Third Manchester Mayoral Candidate Steps Forward

David Goldstein (Photo courtesy David Goldstein)

  MANCHESTER – David Goldstein, 70, is one of three township residents seeking to serve as mayor by running in this November’s general election.

  He is currently collecting signatures to be on the ballot in November along with fellow candidates Robert Hudak, 44, who was appointed by the Council in June to replace Mayor Kenneth Palmer and Robert Arace, 27, who announced his desire to run a few days after Hudak was sworn in.

  Palmer resigned on June 25 after being appointed to serve as a Superior Court judge in Ocean County. He was elected as mayor in November 2014 and won re-election in November 2018.

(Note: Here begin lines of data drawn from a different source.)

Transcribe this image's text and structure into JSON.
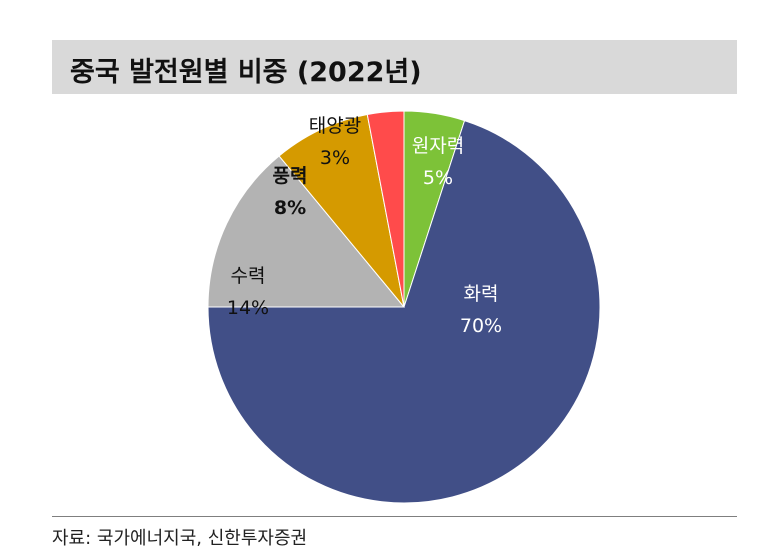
{
  "header": {
    "title": "중국 발전원별 비중 (2022년)"
  },
  "chart_data": {
    "type": "pie",
    "title": "중국 발전원별 비중 (2022년)",
    "start": "12 o'clock, clockwise",
    "categories": [
      "원자력",
      "화력",
      "수력",
      "풍력",
      "태양광"
    ],
    "values": [
      5,
      70,
      14,
      8,
      3
    ],
    "value_labels": [
      "5%",
      "70%",
      "14%",
      "8%",
      "3%"
    ],
    "colors": [
      "#7dc238",
      "#414f87",
      "#b3b3b3",
      "#d59a00",
      "#ff4b4b"
    ],
    "label_colors": [
      "#ffffff",
      "#ffffff",
      "#111111",
      "#111111",
      "#111111"
    ],
    "label_bold": [
      false,
      false,
      false,
      true,
      false
    ]
  },
  "footer": {
    "source": "자료: 국가에너지국, 신한투자증권"
  }
}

  Hudak was serving his second term on the council when he was appointed by the Manchester Council to serve as mayor until the end of 2021.

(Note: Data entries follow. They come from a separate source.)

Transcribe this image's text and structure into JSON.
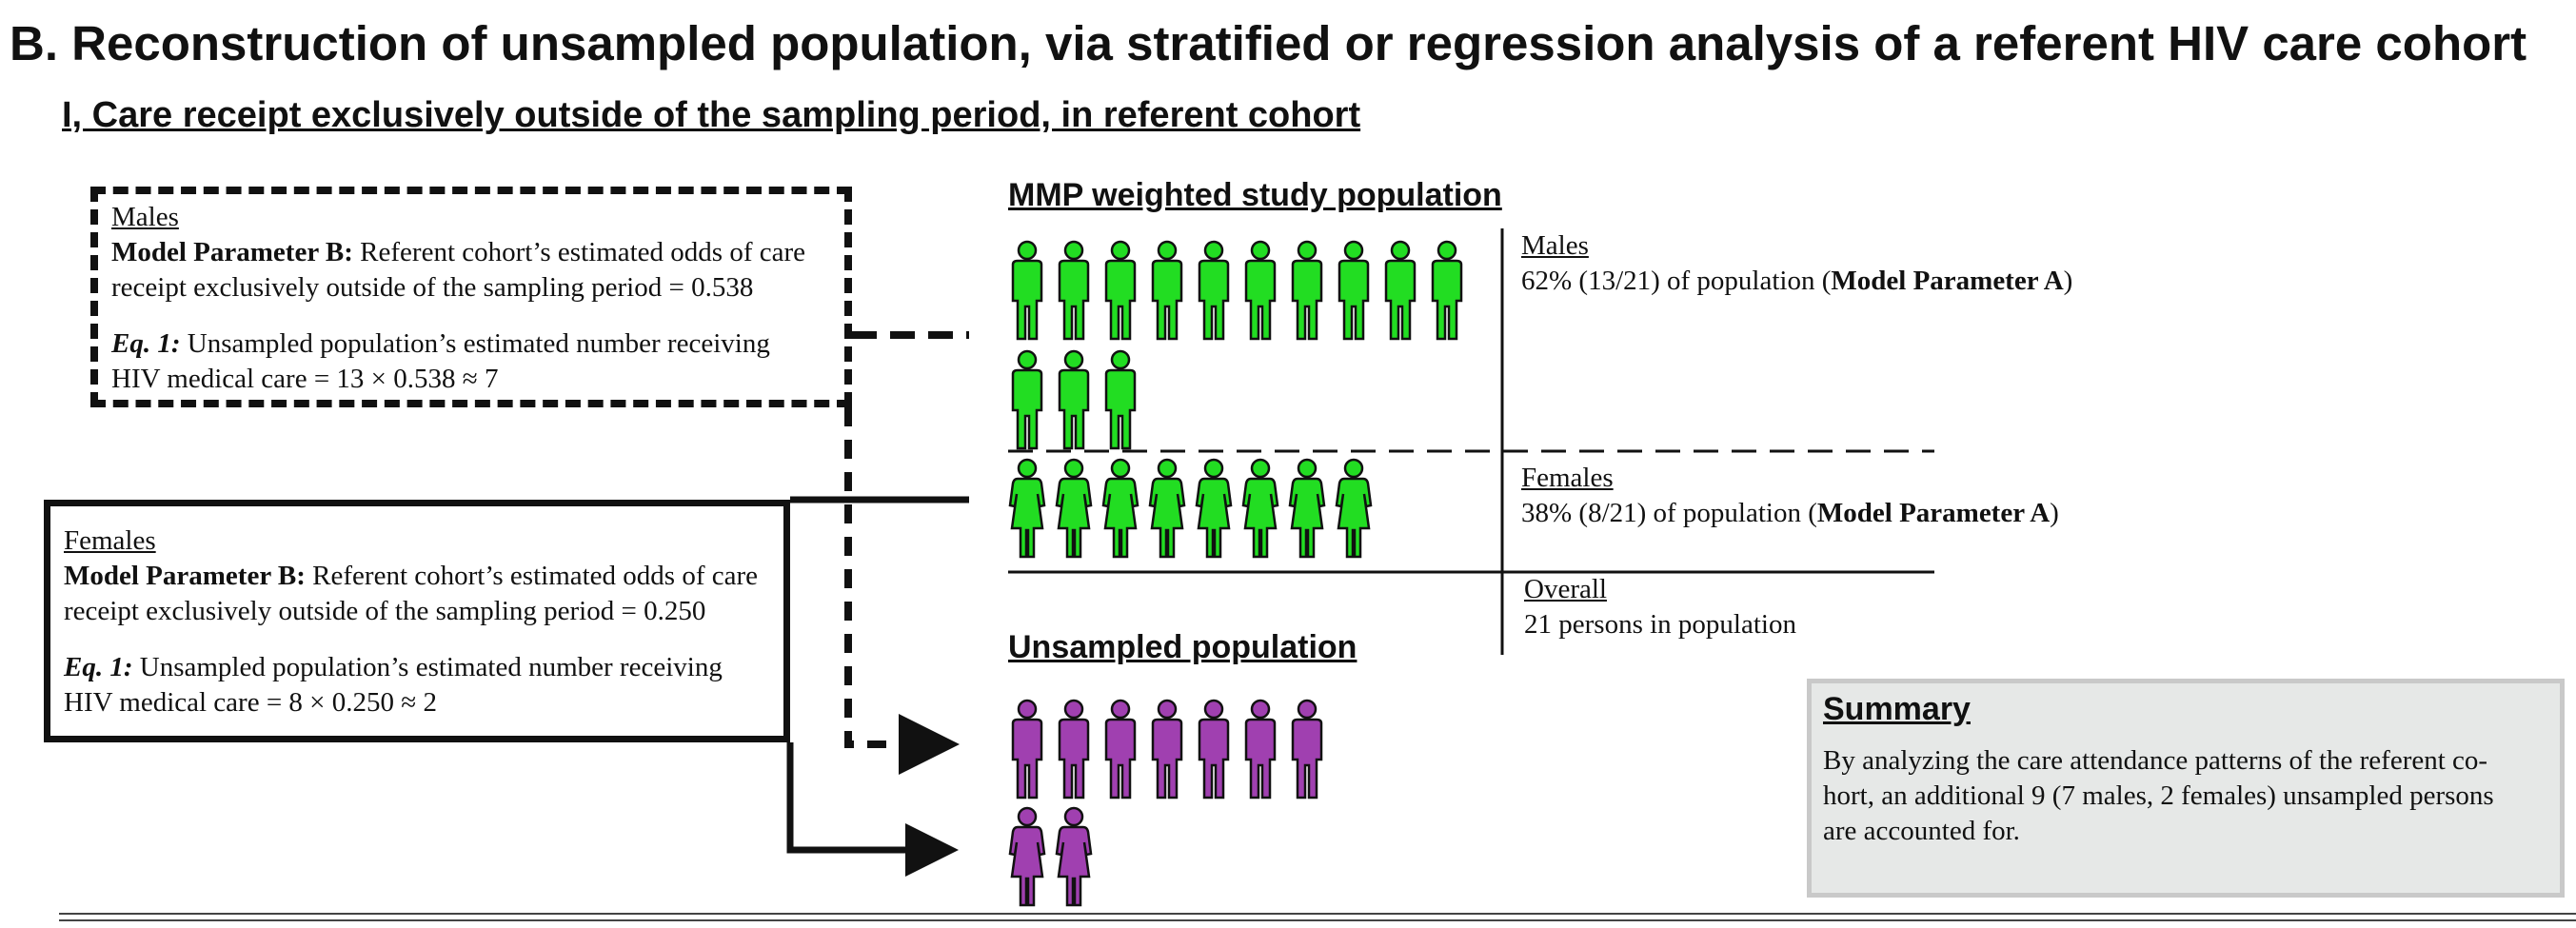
{
  "title": "B. Reconstruction of unsampled population, via stratified or regression analysis of a referent HIV care cohort",
  "subtitle": "I, Care receipt exclusively outside of the sampling period, in referent cohort",
  "males_box": {
    "heading": "Males",
    "param_label": "Model Parameter B:",
    "param_line1": " Referent cohort’s estimated odds of care",
    "param_line2": "receipt exclusively outside of the sampling period = 0.538",
    "eq_label": "Eq. 1:",
    "eq_line1": " Unsampled population’s estimated number receiving",
    "eq_line2": "HIV medical care = 13 × 0.538 ≈ 7"
  },
  "females_box": {
    "heading": "Females",
    "param_label": "Model Parameter B:",
    "param_line1": " Referent cohort’s estimated odds of care",
    "param_line2": "receipt exclusively outside of the sampling period = 0.250",
    "eq_label": "Eq. 1:",
    "eq_line1": " Unsampled population’s estimated number receiving",
    "eq_line2": "HIV medical care = 8 × 0.250 ≈ 2"
  },
  "study_population": {
    "heading": "MMP weighted study population",
    "males_count": 13,
    "females_count": 8,
    "males_label": "Males",
    "males_text": "62% (13/21) of population (",
    "males_param": "Model Parameter A",
    "males_close": ")",
    "females_label": "Females",
    "females_text": "38% (8/21) of population (",
    "females_param": "Model Parameter A",
    "females_close": ")",
    "overall_label": "Overall",
    "overall_text": "21 persons in population"
  },
  "unsampled_population": {
    "heading": "Unsampled population",
    "males_count": 7,
    "females_count": 2
  },
  "summary": {
    "title": "Summary",
    "line1": "By analyzing the care attendance patterns of the referent co-",
    "line2": "hort, an additional 9 (7 males, 2 females) unsampled persons",
    "line3": "are accounted for."
  },
  "colors": {
    "sampled": "#22dd22",
    "unsampled": "#a040b0",
    "outline": "#111111",
    "summary_bg": "#e6e8e7"
  },
  "icons": {
    "male": "male-person-icon",
    "female": "female-person-icon"
  }
}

  Manchester has nonpartisan elections, meaning that political party isn’t listed on the ballot. All three candidates are Republicans.

  Goldstein said he wants to serve as mayor because he feels he can bring change to the township. He feels Hudak will continue to do what has already been done while Arace is too young and lacks the experience to bring about change.

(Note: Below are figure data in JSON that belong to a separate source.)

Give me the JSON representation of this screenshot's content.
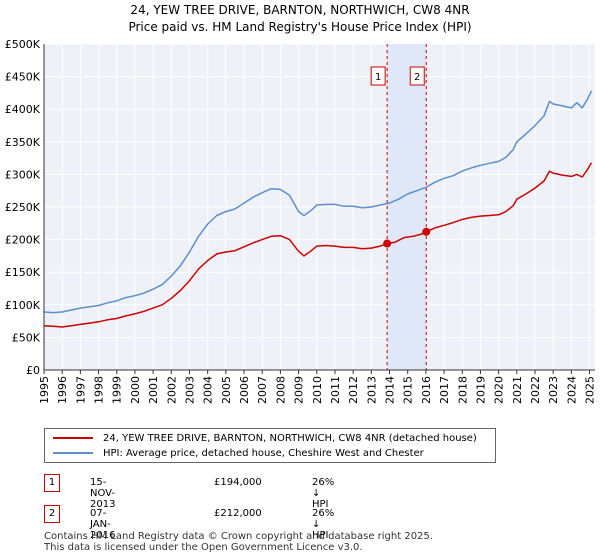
{
  "title_line1": "24, YEW TREE DRIVE, BARNTON, NORTHWICH, CW8 4NR",
  "title_line2": "Price paid vs. HM Land Registry's House Price Index (HPI)",
  "legend": {
    "property_label": "24, YEW TREE DRIVE, BARNTON, NORTHWICH, CW8 4NR (detached house)",
    "hpi_label": "HPI: Average price, detached house, Cheshire West and Chester",
    "property_color": "#cc0000",
    "hpi_color": "#5b8fd0"
  },
  "transactions": [
    {
      "num": "1",
      "date": "15-NOV-2013",
      "price": "£194,000",
      "hpi_diff": "26% ↓ HPI"
    },
    {
      "num": "2",
      "date": "07-JAN-2016",
      "price": "£212,000",
      "hpi_diff": "26% ↓ HPI"
    }
  ],
  "footer_line1": "Contains HM Land Registry data © Crown copyright and database right 2025.",
  "footer_line2": "This data is licensed under the Open Government Licence v3.0.",
  "chart_data": {
    "type": "line",
    "title": "24, YEW TREE DRIVE, BARNTON, NORTHWICH, CW8 4NR",
    "subtitle": "Price paid vs. HM Land Registry's House Price Index (HPI)",
    "xlabel": "",
    "ylabel": "",
    "xlim": [
      1995,
      2025.3
    ],
    "ylim": [
      0,
      500000
    ],
    "x_ticks": [
      "1995",
      "1996",
      "1997",
      "1998",
      "1999",
      "2000",
      "2001",
      "2002",
      "2003",
      "2004",
      "2005",
      "2006",
      "2007",
      "2008",
      "2009",
      "2010",
      "2011",
      "2012",
      "2013",
      "2014",
      "2015",
      "2016",
      "2017",
      "2018",
      "2019",
      "2020",
      "2021",
      "2022",
      "2023",
      "2024",
      "2025"
    ],
    "y_ticks": [
      "£0",
      "£50K",
      "£100K",
      "£150K",
      "£200K",
      "£250K",
      "£300K",
      "£350K",
      "£400K",
      "£450K",
      "£500K"
    ],
    "y_tick_values": [
      0,
      50000,
      100000,
      150000,
      200000,
      250000,
      300000,
      350000,
      400000,
      450000,
      500000
    ],
    "grid": true,
    "highlight_band": {
      "from": 2013.87,
      "to": 2016.02
    },
    "markers": [
      {
        "label": "1",
        "x": 2013.87,
        "y": 194000
      },
      {
        "label": "2",
        "x": 2016.02,
        "y": 212000
      }
    ],
    "series": [
      {
        "name": "24, YEW TREE DRIVE, BARNTON, NORTHWICH, CW8 4NR (detached house)",
        "color": "#cc0000",
        "x": [
          1995,
          1995.5,
          1996,
          1996.5,
          1997,
          1997.5,
          1998,
          1998.5,
          1999,
          1999.5,
          2000,
          2000.5,
          2001,
          2001.5,
          2002,
          2002.5,
          2003,
          2003.5,
          2004,
          2004.5,
          2005,
          2005.5,
          2006,
          2006.5,
          2007,
          2007.5,
          2008,
          2008.5,
          2009,
          2009.3,
          2009.7,
          2010,
          2010.5,
          2011,
          2011.5,
          2012,
          2012.5,
          2013,
          2013.5,
          2013.87,
          2014.3,
          2014.8,
          2015.3,
          2015.7,
          2016.02,
          2016.5,
          2017,
          2017.5,
          2018,
          2018.5,
          2019,
          2019.5,
          2020,
          2020.4,
          2020.8,
          2021,
          2021.5,
          2022,
          2022.5,
          2022.8,
          2023,
          2023.5,
          2024,
          2024.3,
          2024.6,
          2024.9,
          2025.1
        ],
        "values": [
          68000,
          67000,
          66000,
          68000,
          70000,
          72000,
          74000,
          77000,
          79000,
          83000,
          86000,
          90000,
          95000,
          100000,
          110000,
          122000,
          137000,
          155000,
          168000,
          178000,
          181000,
          183000,
          189000,
          195000,
          200000,
          205000,
          206000,
          200000,
          182000,
          175000,
          183000,
          190000,
          191000,
          190000,
          188000,
          188000,
          186000,
          187000,
          190000,
          194000,
          196000,
          203000,
          205000,
          208000,
          212000,
          218000,
          222000,
          226000,
          231000,
          234000,
          236000,
          237000,
          238000,
          243000,
          252000,
          262000,
          270000,
          279000,
          290000,
          305000,
          302000,
          299000,
          297000,
          300000,
          296000,
          308000,
          318000
        ]
      },
      {
        "name": "HPI: Average price, detached house, Cheshire West and Chester",
        "color": "#5b8fd0",
        "x": [
          1995,
          1995.5,
          1996,
          1996.5,
          1997,
          1997.5,
          1998,
          1998.5,
          1999,
          1999.5,
          2000,
          2000.5,
          2001,
          2001.5,
          2002,
          2002.5,
          2003,
          2003.5,
          2004,
          2004.5,
          2005,
          2005.5,
          2006,
          2006.5,
          2007,
          2007.5,
          2008,
          2008.5,
          2009,
          2009.3,
          2009.7,
          2010,
          2010.5,
          2011,
          2011.5,
          2012,
          2012.5,
          2013,
          2013.5,
          2014,
          2014.5,
          2015,
          2015.5,
          2016,
          2016.5,
          2017,
          2017.5,
          2018,
          2018.5,
          2019,
          2019.5,
          2020,
          2020.4,
          2020.8,
          2021,
          2021.5,
          2022,
          2022.5,
          2022.8,
          2023,
          2023.5,
          2024,
          2024.3,
          2024.6,
          2024.9,
          2025.1
        ],
        "values": [
          89000,
          88000,
          89000,
          92000,
          95000,
          97000,
          99000,
          103000,
          106000,
          111000,
          114000,
          118000,
          124000,
          131000,
          144000,
          160000,
          181000,
          205000,
          224000,
          237000,
          243000,
          247000,
          256000,
          265000,
          272000,
          278000,
          277000,
          268000,
          243000,
          237000,
          245000,
          253000,
          254000,
          254000,
          251000,
          251000,
          249000,
          250000,
          253000,
          256000,
          262000,
          270000,
          275000,
          280000,
          288000,
          294000,
          298000,
          305000,
          310000,
          314000,
          317000,
          320000,
          326000,
          338000,
          350000,
          362000,
          375000,
          390000,
          412000,
          408000,
          405000,
          402000,
          410000,
          402000,
          416000,
          428000
        ]
      }
    ]
  }
}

  When asked what he felt was the greatest challenge for the township, Goldstein said he felt the quality of education in the community needed to be improved based on data he saw in a magazine.

  Goldstein has been a substitute teacher in Manchester and in other school districts in Ocean and Monmouth counties. “U.S. News and World Report didn’t hire me to write the report. It is not my fault they say only 14% of high school kids at Manchester High School are ready to go on to college.”

  The magazine created a “College Readiness Index” which rated Manchester at 14.9. It’s not a percentage, as Goldstein said, but a general score based on how many kids take advanced placement and other such tests.

  The Manchester Times asked Goldstein why he wasn’t running for a seat on the Township’s School Board instead to perhaps bring change to that issue. He responded, “I don’t believe that one person on a school board that is set in their ways, can make that much of a difference.”

  “I have a political science degree which I am proud of,” Goldstein said. He has run several sports league organizations and wants to bring his managerial skills to the role of mayor.

  He also noted that Manchester was a very Republican community and that “you would have to go a long way to find a mayor candidate a council candidate or a member of the Manchester Republicans who has voted for more Republicans for president than I have.”